The first optical networks were rolled-out at the end of the 1980s. Initially, they would be used for submarine or long-distance fibre cables that connected big cities, like New York with London or London with Paris, for example. Progressively, the entire internet backbone came to run on fibre-optic cables that replaced copper cables.

And once the backbones increased their capacity thanks to the optical fibre, the technology was spread out gradually, first connecting large business and public administration buildings, and eventually covering individual households.

GPON is a river of light

Here’s how GPON networks are designed:

The main optical transmitter, called the OLT (Optical Line Terminal) is located within the telecommunications operator building, the central office. A laser in the OLT injects the photons from the central office to a fibre-optic cable made of glass and plastic that ends at a passive optical splitter. The splitter breaks the single signal from the central office into numerous signals that may eventually be distributed to up to 64 customers. The number of customers served by one laser is a result of the operator’s engineering criteria, which might choose to lower the number, very often to 32 customers.

Furthermore, the operator might decide to split the signal twice, for example once into eight and further down the cable again into four. The maximum distance between the central office can be 20km, although operators will usually limit it to 16km, to be able to provide a good quality of service.

Andres Gavira Etzel, lead engineer at the European Investment Bank, explains that the advantage of optical fibre is that its signal attenuation—the reduction in the signal’s strength over long distances—is much lower than in an electrical system.

“Imagine both technologies as a river that goes through a small town,” Gavira Etzel says. “For the copper, the channel gets smaller and smaller, so it is more difficult for the electrons to go through. In the optical system, the channel is always the same, so they go through more or less till the end. In addition, the signal from one copper cable will alter the signal of an adjacent cable, degrading the signal even further.”

Within the 16km range of a fibre central office, then, all households can have high-speed internet, in contrast to ADSL technology, whose signal deteriorates as the distance between the central office and the household grows, with already significant loss of signal after 3km.

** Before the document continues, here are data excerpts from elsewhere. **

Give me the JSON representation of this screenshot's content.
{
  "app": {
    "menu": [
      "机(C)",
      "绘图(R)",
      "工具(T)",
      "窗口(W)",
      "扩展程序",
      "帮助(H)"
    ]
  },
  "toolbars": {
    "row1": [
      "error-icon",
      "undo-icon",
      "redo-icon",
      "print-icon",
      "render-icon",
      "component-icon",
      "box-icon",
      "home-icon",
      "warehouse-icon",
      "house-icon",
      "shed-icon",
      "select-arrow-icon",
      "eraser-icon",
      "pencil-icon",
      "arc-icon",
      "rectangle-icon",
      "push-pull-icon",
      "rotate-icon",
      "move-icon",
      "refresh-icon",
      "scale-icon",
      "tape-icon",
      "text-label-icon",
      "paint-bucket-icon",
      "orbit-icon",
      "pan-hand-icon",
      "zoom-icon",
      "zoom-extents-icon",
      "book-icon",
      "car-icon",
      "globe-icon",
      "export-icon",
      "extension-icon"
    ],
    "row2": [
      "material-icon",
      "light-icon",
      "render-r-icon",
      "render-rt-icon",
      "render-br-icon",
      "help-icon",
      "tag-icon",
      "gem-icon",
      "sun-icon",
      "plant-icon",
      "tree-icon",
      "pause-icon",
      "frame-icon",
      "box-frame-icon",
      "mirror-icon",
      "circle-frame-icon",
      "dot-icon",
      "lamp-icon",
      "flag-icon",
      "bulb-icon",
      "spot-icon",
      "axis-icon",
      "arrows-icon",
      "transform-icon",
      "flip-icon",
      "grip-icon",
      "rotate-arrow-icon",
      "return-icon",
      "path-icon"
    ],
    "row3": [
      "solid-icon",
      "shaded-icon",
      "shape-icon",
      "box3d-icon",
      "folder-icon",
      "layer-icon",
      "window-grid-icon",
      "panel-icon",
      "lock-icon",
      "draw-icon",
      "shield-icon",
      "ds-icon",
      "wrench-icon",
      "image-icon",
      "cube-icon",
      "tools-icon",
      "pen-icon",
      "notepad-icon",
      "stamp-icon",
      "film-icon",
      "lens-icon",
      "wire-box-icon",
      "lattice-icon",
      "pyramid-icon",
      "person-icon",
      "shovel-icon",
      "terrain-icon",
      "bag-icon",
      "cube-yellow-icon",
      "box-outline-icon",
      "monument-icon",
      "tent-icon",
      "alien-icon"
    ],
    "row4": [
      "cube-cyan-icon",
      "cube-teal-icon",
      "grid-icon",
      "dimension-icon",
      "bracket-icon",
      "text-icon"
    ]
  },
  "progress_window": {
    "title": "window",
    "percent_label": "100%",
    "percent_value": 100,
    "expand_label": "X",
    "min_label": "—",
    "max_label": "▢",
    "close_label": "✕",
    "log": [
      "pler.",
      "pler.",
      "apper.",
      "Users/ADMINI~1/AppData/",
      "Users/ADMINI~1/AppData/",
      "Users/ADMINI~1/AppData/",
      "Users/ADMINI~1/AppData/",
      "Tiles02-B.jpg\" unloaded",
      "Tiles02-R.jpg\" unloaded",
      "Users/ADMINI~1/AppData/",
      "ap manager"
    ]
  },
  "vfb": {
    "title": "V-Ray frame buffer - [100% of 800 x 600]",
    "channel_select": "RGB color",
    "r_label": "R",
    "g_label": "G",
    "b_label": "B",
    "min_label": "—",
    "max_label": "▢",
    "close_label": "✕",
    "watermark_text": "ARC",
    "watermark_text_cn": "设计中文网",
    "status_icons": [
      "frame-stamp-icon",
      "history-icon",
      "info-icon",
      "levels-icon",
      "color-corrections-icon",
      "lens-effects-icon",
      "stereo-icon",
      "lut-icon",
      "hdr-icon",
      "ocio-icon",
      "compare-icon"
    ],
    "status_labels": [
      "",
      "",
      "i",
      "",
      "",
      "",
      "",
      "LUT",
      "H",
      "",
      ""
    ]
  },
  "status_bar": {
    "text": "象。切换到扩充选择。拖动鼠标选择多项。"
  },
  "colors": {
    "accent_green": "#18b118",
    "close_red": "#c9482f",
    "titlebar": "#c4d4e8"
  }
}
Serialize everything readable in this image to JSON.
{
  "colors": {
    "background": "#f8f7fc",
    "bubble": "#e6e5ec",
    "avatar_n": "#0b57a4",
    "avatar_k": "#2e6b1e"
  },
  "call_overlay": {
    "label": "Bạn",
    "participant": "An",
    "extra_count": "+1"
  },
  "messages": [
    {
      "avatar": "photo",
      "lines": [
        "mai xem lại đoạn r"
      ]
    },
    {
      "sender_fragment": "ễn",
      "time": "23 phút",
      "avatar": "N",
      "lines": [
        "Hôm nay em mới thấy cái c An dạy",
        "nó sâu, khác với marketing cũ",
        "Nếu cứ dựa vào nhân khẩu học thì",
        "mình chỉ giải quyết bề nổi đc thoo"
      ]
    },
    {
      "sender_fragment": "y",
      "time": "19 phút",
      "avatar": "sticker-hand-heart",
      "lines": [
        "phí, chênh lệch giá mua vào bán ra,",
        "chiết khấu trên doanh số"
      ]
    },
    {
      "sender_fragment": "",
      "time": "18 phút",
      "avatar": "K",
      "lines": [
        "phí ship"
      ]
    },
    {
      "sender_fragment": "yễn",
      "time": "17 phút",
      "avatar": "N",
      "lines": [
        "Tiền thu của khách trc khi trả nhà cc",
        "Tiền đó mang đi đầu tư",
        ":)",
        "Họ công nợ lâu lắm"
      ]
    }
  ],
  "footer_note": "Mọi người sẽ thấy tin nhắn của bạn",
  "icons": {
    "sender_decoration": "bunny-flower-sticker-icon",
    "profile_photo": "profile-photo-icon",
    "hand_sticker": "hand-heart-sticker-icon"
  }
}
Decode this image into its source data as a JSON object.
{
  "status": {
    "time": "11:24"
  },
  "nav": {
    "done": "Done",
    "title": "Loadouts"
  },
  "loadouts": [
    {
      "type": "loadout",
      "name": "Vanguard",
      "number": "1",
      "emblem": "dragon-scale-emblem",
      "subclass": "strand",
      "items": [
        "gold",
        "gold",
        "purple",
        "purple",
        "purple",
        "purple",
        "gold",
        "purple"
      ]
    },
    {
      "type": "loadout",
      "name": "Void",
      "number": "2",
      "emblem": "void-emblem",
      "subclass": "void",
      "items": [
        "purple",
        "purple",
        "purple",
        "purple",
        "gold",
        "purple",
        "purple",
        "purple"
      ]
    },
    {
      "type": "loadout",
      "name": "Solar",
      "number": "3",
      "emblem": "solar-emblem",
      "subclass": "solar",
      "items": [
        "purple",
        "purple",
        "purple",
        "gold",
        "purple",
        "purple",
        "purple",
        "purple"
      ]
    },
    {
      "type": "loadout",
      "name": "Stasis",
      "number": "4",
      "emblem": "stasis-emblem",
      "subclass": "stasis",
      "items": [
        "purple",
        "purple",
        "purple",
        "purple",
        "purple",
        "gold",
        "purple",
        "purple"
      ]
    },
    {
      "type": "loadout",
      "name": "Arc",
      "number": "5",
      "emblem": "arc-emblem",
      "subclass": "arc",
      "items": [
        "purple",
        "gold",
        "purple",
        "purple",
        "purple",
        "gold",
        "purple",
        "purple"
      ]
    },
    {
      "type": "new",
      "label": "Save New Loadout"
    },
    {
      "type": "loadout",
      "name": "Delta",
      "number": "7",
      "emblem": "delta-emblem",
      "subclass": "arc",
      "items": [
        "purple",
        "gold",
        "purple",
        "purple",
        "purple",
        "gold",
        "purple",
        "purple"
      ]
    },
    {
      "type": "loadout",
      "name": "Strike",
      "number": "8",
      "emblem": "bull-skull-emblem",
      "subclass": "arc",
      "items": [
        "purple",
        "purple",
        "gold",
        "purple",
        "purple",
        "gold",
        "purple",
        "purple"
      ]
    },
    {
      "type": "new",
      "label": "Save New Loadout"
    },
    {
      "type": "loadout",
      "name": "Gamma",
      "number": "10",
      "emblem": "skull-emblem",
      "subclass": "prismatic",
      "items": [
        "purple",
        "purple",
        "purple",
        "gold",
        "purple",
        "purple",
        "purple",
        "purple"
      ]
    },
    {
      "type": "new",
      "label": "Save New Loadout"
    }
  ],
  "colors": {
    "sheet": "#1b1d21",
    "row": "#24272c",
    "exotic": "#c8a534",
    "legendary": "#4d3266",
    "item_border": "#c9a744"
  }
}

The quality of fibre service is at least 10 times better, from up to 100 megabits with a copper-based network to one gigabit with fibre, although it will usually be even higher as a copper-based system will not reach above 50 megabits.

Optical fibre is a more energy-efficient, future-proof technology

But the lower attenuation and the possibility of splitting one fibre into many also has advantages over the copper technology from an energy efficiency point of view. Due to the higher attenuation, operators must inject more power into a copper line from the central office than to a fibre equivalent. For copper ADSL, operators calculate about 1.8 Watt per user. Recent analysis shows that fibre reduces this energy to 0.5 Watt per user. Multiplying this by millions of users in Europe shows the potential CO2 savings we can achieve when migrating to fibre.

As a relatively recent technology, fibre-optic cables are yet to be fully deployed throughout Europe. But as in any telecommunication technology, equipment manufacturers are already working on the next technology with even higher speeds. Fibre networks have the potential to upgrade to its next generation by changing the laser without changing the costly fibre roll-outs.

“This is a future-proof technology with higher capabilities and increased energy efficiency,” says Gavira Etzel.

That’s why the European Investment Bank is participating in the national efforts to make quick and reliable internet accessible to everyone, by financing a number of projects related to optical fibre infrastructure roll-out. The EU bank’s fibre-optic projects can be with operators directly or as part of government schemes, mainly in Europe but also outside.